President Trump has a narrow window to leverage last week's domestic upheaval into a strategic reset of his foreign policy, correcting misguided overtures to Vladimir Putin on Ukraine and Xi Jinping on Taiwan. The alternative—continued division—risks confirming that the U.S. president is not fully committed to the West's existential battle against a rising authoritarian coalition.
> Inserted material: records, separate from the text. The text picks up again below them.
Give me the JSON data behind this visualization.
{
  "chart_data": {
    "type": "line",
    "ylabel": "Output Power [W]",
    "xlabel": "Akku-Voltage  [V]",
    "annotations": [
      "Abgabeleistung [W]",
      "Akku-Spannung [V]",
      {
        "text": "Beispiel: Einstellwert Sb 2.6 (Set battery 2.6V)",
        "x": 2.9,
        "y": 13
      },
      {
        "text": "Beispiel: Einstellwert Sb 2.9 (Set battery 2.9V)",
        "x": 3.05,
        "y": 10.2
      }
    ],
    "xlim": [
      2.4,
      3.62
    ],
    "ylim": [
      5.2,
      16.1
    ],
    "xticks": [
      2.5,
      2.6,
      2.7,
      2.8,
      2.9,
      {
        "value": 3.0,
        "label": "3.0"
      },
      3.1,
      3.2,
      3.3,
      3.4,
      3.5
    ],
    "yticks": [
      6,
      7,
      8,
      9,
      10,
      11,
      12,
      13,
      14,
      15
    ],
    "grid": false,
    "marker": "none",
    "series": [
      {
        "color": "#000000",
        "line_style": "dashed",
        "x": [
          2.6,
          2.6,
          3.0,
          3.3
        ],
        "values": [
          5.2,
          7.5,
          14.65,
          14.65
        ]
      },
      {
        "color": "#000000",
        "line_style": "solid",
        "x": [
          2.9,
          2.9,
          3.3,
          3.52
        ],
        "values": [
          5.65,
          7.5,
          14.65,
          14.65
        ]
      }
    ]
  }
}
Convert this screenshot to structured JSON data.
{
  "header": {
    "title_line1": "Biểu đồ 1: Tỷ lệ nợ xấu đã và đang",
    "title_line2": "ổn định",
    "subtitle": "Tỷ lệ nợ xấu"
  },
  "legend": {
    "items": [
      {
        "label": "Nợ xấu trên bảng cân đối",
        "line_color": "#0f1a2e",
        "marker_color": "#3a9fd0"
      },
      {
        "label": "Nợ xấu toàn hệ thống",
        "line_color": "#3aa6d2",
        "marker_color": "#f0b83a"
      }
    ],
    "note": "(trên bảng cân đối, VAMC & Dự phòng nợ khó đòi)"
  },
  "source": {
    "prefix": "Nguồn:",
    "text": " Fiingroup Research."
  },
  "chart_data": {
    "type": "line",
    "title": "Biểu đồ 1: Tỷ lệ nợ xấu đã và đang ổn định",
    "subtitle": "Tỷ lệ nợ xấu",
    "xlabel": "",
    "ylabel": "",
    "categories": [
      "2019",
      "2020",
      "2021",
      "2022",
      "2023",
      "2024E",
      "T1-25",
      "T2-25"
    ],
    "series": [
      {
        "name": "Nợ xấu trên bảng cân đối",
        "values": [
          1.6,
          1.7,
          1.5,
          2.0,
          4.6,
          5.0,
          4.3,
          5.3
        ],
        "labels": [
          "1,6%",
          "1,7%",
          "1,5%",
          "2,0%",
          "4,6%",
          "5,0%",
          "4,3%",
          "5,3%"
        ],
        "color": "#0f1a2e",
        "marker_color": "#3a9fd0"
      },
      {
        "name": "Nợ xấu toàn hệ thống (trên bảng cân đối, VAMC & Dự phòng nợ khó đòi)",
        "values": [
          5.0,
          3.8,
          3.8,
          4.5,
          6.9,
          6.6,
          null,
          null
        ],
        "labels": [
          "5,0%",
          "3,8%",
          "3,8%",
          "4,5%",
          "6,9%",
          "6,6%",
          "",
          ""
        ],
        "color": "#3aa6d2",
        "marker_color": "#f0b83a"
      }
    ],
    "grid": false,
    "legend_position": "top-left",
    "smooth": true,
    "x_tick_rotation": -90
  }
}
Russia, China, Iran, and North Korea have formed an informal but effective axis, each contributing to a shared goal: dismantling the U.S.-led international order. Their cooperation mirrors the collective security principle of "all for one, one for all," but applied to an anti-Western agenda guided by a Marxist-Leninist ethos: from each according to ability, to each according to need.
How the Axis Operates
Russia's invasion of Ukraine served as the first test of this coordinated push. China supplied weapons, drones, and intelligence; Iran provided its own drones; North Korean troops entered Russia to help repel Ukraine's counter-incursion in Kursk. All three backed Moscow diplomatically at the United Nations and other forums.
The next challenge came with the U.S.-Israel strikes on Iran. China and Russia are now shipping air defense systems and weapons to Tehran, while Moscow shares targeting data to kill Americans in Gulf states and hosts an Iranian delegation for strategy coordination. North Korea may deploy battle-hardened troops to coastal positions to resist a potential U.S. ground landing.
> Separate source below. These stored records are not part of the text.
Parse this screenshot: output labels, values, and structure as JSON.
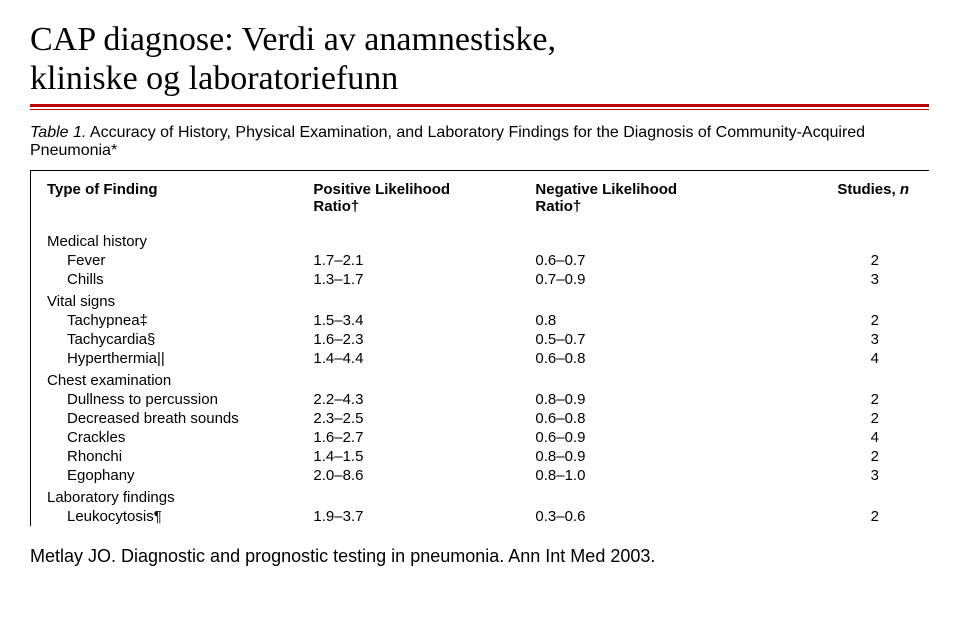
{
  "slide": {
    "title_line1": "CAP diagnose: Verdi av anamnestiske,",
    "title_line2": "kliniske og laboratoriefunn"
  },
  "table": {
    "caption_prefix": "Table 1.",
    "caption_text": " Accuracy of History, Physical Examination, and Laboratory Findings for the Diagnosis of Community-Acquired Pneumonia*",
    "headers": {
      "type": "Type of Finding",
      "pos1": "Positive Likelihood",
      "pos2": "Ratio†",
      "neg1": "Negative Likelihood",
      "neg2": "Ratio†",
      "n": "Studies, ",
      "n_ital": "n"
    },
    "sections": [
      {
        "label": "Medical history",
        "rows": [
          {
            "finding": "Fever",
            "pos": "1.7–2.1",
            "neg": "0.6–0.7",
            "n": "2"
          },
          {
            "finding": "Chills",
            "pos": "1.3–1.7",
            "neg": "0.7–0.9",
            "n": "3"
          }
        ]
      },
      {
        "label": "Vital signs",
        "rows": [
          {
            "finding": "Tachypnea‡",
            "pos": "1.5–3.4",
            "neg": "0.8",
            "n": "2"
          },
          {
            "finding": "Tachycardia§",
            "pos": "1.6–2.3",
            "neg": "0.5–0.7",
            "n": "3"
          },
          {
            "finding": "Hyperthermia||",
            "pos": "1.4–4.4",
            "neg": "0.6–0.8",
            "n": "4"
          }
        ]
      },
      {
        "label": "Chest examination",
        "rows": [
          {
            "finding": "Dullness to percussion",
            "pos": "2.2–4.3",
            "neg": "0.8–0.9",
            "n": "2"
          },
          {
            "finding": "Decreased breath sounds",
            "pos": "2.3–2.5",
            "neg": "0.6–0.8",
            "n": "2"
          },
          {
            "finding": "Crackles",
            "pos": "1.6–2.7",
            "neg": "0.6–0.9",
            "n": "4"
          },
          {
            "finding": "Rhonchi",
            "pos": "1.4–1.5",
            "neg": "0.8–0.9",
            "n": "2"
          },
          {
            "finding": "Egophany",
            "pos": "2.0–8.6",
            "neg": "0.8–1.0",
            "n": "3"
          }
        ]
      },
      {
        "label": "Laboratory findings",
        "rows": [
          {
            "finding": "Leukocytosis¶",
            "pos": "1.9–3.7",
            "neg": "0.3–0.6",
            "n": "2"
          }
        ]
      }
    ]
  },
  "citation": "Metlay JO. Diagnostic and prognostic testing in pneumonia. Ann Int Med 2003.",
  "colors": {
    "rule": "#c00000",
    "text": "#000000",
    "bg": "#ffffff"
  }
}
This axis also forces the U.S. to stretch its resources thin. Tomahawk missiles are being expended against Iran when they could strike deep inside Russia for Ukraine. Other weapons systems reserved for Iran may be needed if China attacks or blockades Taiwan—a scenario that could also involve North Korea's strategic pivot toward Beijing and Moscow.
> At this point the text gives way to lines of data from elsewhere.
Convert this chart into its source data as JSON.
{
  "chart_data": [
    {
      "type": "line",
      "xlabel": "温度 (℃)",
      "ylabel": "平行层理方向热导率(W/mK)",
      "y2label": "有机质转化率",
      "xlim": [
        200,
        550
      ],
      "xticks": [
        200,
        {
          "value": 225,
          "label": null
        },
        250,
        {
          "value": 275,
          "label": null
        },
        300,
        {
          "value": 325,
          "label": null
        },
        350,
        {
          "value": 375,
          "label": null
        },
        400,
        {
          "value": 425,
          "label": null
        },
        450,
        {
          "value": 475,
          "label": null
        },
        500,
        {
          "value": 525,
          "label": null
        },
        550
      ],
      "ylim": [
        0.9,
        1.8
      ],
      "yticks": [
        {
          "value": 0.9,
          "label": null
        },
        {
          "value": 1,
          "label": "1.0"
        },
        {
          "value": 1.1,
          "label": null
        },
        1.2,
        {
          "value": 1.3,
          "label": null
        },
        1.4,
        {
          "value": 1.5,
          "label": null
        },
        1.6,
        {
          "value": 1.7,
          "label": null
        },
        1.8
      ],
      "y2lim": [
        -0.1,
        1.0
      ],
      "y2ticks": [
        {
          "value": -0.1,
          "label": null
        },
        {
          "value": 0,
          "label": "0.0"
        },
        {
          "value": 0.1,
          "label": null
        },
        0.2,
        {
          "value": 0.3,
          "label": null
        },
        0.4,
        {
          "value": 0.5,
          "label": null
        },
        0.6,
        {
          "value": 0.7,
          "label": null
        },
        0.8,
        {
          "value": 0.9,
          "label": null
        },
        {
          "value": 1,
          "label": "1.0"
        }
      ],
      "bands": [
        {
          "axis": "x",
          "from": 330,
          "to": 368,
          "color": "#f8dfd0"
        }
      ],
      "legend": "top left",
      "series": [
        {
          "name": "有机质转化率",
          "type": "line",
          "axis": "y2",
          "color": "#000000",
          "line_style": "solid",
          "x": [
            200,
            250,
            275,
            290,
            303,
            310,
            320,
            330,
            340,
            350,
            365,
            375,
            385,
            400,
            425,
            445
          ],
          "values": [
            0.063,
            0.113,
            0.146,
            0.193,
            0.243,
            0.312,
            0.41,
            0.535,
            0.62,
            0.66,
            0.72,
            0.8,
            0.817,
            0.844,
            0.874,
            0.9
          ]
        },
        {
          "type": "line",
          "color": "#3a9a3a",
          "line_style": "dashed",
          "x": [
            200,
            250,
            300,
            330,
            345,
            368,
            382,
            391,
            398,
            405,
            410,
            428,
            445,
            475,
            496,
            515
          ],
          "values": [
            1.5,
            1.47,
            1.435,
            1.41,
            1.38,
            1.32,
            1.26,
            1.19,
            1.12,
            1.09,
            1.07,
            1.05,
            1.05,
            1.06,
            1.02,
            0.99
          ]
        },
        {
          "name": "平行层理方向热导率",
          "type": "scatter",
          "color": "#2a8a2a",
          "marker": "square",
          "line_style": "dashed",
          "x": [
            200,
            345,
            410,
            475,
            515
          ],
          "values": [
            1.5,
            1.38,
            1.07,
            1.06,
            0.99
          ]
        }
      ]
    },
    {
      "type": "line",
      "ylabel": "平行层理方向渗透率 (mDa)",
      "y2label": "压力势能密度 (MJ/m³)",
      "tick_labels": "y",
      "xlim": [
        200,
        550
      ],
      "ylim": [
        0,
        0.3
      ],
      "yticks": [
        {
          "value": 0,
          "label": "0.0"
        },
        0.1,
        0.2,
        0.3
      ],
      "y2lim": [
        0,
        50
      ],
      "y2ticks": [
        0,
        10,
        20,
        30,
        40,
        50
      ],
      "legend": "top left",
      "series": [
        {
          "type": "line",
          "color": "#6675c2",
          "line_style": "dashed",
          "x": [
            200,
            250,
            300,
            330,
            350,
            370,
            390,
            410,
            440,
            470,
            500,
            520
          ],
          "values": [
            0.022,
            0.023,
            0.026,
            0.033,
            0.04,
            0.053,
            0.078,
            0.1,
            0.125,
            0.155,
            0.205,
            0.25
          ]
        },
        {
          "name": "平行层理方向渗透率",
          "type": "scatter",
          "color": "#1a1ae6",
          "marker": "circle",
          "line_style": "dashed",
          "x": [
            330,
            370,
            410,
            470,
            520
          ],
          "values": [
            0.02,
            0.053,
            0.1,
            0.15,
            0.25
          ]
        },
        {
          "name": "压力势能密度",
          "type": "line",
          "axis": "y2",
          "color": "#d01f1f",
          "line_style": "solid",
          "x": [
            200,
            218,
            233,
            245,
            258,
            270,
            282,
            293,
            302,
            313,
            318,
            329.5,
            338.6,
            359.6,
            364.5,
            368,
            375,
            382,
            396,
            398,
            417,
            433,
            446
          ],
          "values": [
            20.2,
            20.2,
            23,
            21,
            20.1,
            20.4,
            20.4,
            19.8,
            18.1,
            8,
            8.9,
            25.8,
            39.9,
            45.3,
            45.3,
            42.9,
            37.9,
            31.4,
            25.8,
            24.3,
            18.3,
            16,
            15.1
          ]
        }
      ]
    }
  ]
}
Resource Strain and Democratic Limits
America's adversaries see a clear pattern: U.S. military resources are being depleted faster than they can be replenished, weakened for the next confrontation—be it China against Taiwan or the Philippines, North Korea against the South, or Iran opposing U.S. initiatives. The U.S. defense industrial base is constrained by democratic governance—rule of law, separation of powers, and consent of the governed—which has been further eroded by Trump's quasi-authoritarian decision to wage war without proper congressional consultation or allied buy-in.
A more humble appeal for congressional funding to rebuild weapons systems and defense capacity would send a powerful signal—domestically and abroad—that the unilateralist, tone-deaf governing style is ending. With bridges repaired to political foes and insulted allies, Trump could secure bipartisan support and allied participation in what he calls an existential moment for America and the West. This includes navigating tensions with allies, as seen in King Charles's upcoming address to Congress amid U.S.-UK strains over the Iran conflict.
A Second Chance—or a Final Test
Restoring credible deterrence requires more than empty boasts about American supremacy. It demands a quiet infusion of arms and a bipartisan foundation. Domestic unity would send a chastening message: time and patience are not on the adversaries' side.
This moment could turn a near-national catastrophe into a healing outcome—an opportunity Trump squandered after the first assassination attempt. If he fails again to seize the moment and unite the country, it will raise serious doubts about whose side he is on in the existential struggle between authoritarians and the West.